Es decir, se votó una ley inconstitucional que, entre otros, tiene el vicio de su finalidad:  un fenomenal ajuste, que implica la violación sistemática de los derechos constitucionales de una inmensa mayoría de las argentinas y argentinos (ver anexo 1). Su ejecución supone menores ingresos alimentarios, menor consumo, caída de la demanda, de la producción, destrucción de empresas y de empleo, con menos recursos para previsión social, educación y salud públicas, ciencia y tecnología, y defensa nacional.

Ese presupuesto está subordinado al cumplimiento de acuerdos sobre compromisos fraudulentos con gravísimos vicios de origen suscriptos con el Fondo Monetario Internacional (FMI) y el Gobierno del presidente Trump, lo que, en Argentina, beneficia a las empresas de la Cámara de Comercio de EE. UU. (AmCham), y a una minoría enriquecida con la especulación financiera o la oligopolización de los precios, en particular de los alimentos, la energía, e insumos necesarios para producir.

Lo mismo vale para la denominada Ley de Inocencia Fiscal, que profundizará la caída de recaudación fiscal (ver anexo 2), favoreciendo la evasión tributaria y el lavado de dinero proveniente de actividades criminales como el narcotráfico. Ello coincide con el objetivo declarado de Javier Milei de destruir el estado[3].

O para el DNU 945/2025 por el que «La Secretaría de Inteligencia del Estado (SIDE) incrementará su opacidad y su poder sin control parlamentario; todas sus actividades de espionaje pasarán a ser «encubiertas», transformando a los agentes de inteligencia en ‘policía secreta’ o ‘fuerza parapolicial’, y habilitando la detención de personas sin orden judicial»…iniciativas que  “divorciadas de las genuinas prioridades de nuestro pueblo, surgen como el complemento represivo indispensable de un programa económico y social de ajuste continuo que se está llevando a cabo y que no resultará sustentable en el tiempo» como señala la CGT [4] y que ambas CTA caracterizan como arquitectura ilegal para la persecución ilegal política, sindical, y social.

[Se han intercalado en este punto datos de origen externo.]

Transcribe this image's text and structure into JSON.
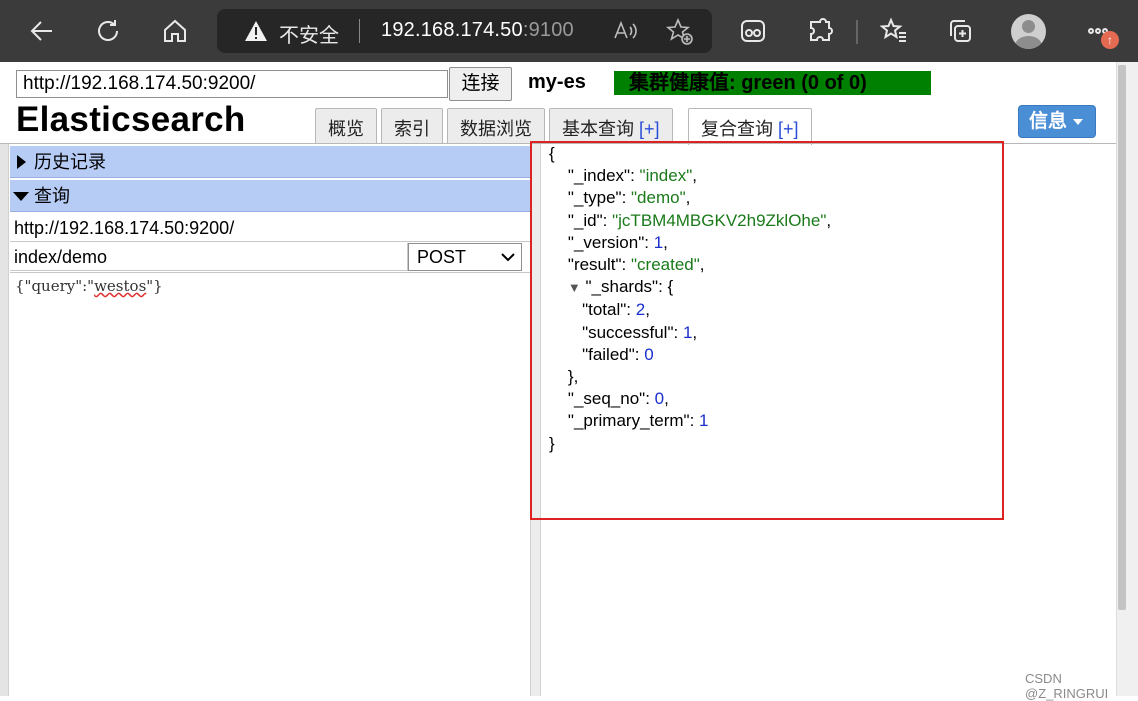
{
  "browser": {
    "security_label": "不安全",
    "url_host": "192.168.174.50",
    "url_port": ":9100"
  },
  "header": {
    "connect_url": "http://192.168.174.50:9200/",
    "connect_button": "连接",
    "cluster_name": "my-es",
    "cluster_health": "集群健康值: green (0 of 0)",
    "logo": "Elasticsearch",
    "info_button": "信息"
  },
  "tabs": [
    {
      "label": "概览",
      "plus": ""
    },
    {
      "label": "索引",
      "plus": ""
    },
    {
      "label": "数据浏览",
      "plus": ""
    },
    {
      "label": "基本查询 ",
      "plus": "[+]"
    },
    {
      "label": "复合查询 ",
      "plus": "[+]"
    }
  ],
  "left": {
    "history_label": "历史记录",
    "query_label": "查询",
    "query_url": "http://192.168.174.50:9200/",
    "query_path": "index/demo",
    "method": "POST",
    "body_prefix": "{\"query\":\"",
    "body_word": "westos",
    "body_suffix": "\"}"
  },
  "response": {
    "open": "{",
    "index_key": "\"_index\"",
    "index_val": "\"index\"",
    "type_key": "\"_type\"",
    "type_val": "\"demo\"",
    "id_key": "\"_id\"",
    "id_val": "\"jcTBM4MBGKV2h9ZklOhe\"",
    "version_key": "\"_version\"",
    "version_val": "1",
    "result_key": "\"result\"",
    "result_val": "\"created\"",
    "shards_key": "\"_shards\"",
    "total_key": "\"total\"",
    "total_val": "2",
    "successful_key": "\"successful\"",
    "successful_val": "1",
    "failed_key": "\"failed\"",
    "failed_val": "0",
    "seq_key": "\"_seq_no\"",
    "seq_val": "0",
    "term_key": "\"_primary_term\"",
    "term_val": "1",
    "close": "}"
  },
  "watermark": "CSDN @Z_RINGRUI",
  "colors": {
    "health_green": "#008000",
    "section_blue": "#b6ccf5",
    "json_string": "#1a7a1a",
    "json_number": "#1a2fcc",
    "highlight_box": "#dd2222"
  },
  "icons": [
    "back-icon",
    "refresh-icon",
    "home-icon",
    "warning-icon",
    "read-aloud-icon",
    "favorite-add-icon",
    "tracking-icon",
    "extensions-icon",
    "favorites-icon",
    "collections-icon",
    "profile-icon",
    "more-icon"
  ]
}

O para las normas que ceden recursos y empresas estratégicas (ver anexo 3) a la par que el Gobierno lleva adelante una política exterior que compromete la seguridad de nuestra sociedad y abre la puerta a la cesión de nuestra soberanía marítima y de nuestras Islas Malvinas.

Por ello insistimos, antes de que sea demasiado tarde, necesitamos dejar de lado mezquindades inaceptables que están postergando una unidad con contenido[5] expresada en un proyecto común, en una estrategia con acciones y compromisos claros con todos los sectores vinculados al interés nacional, con el fin de revertir las políticas de entrega de nuestros recursos estratégicos y destructivas de nuestro entramado socio productivo.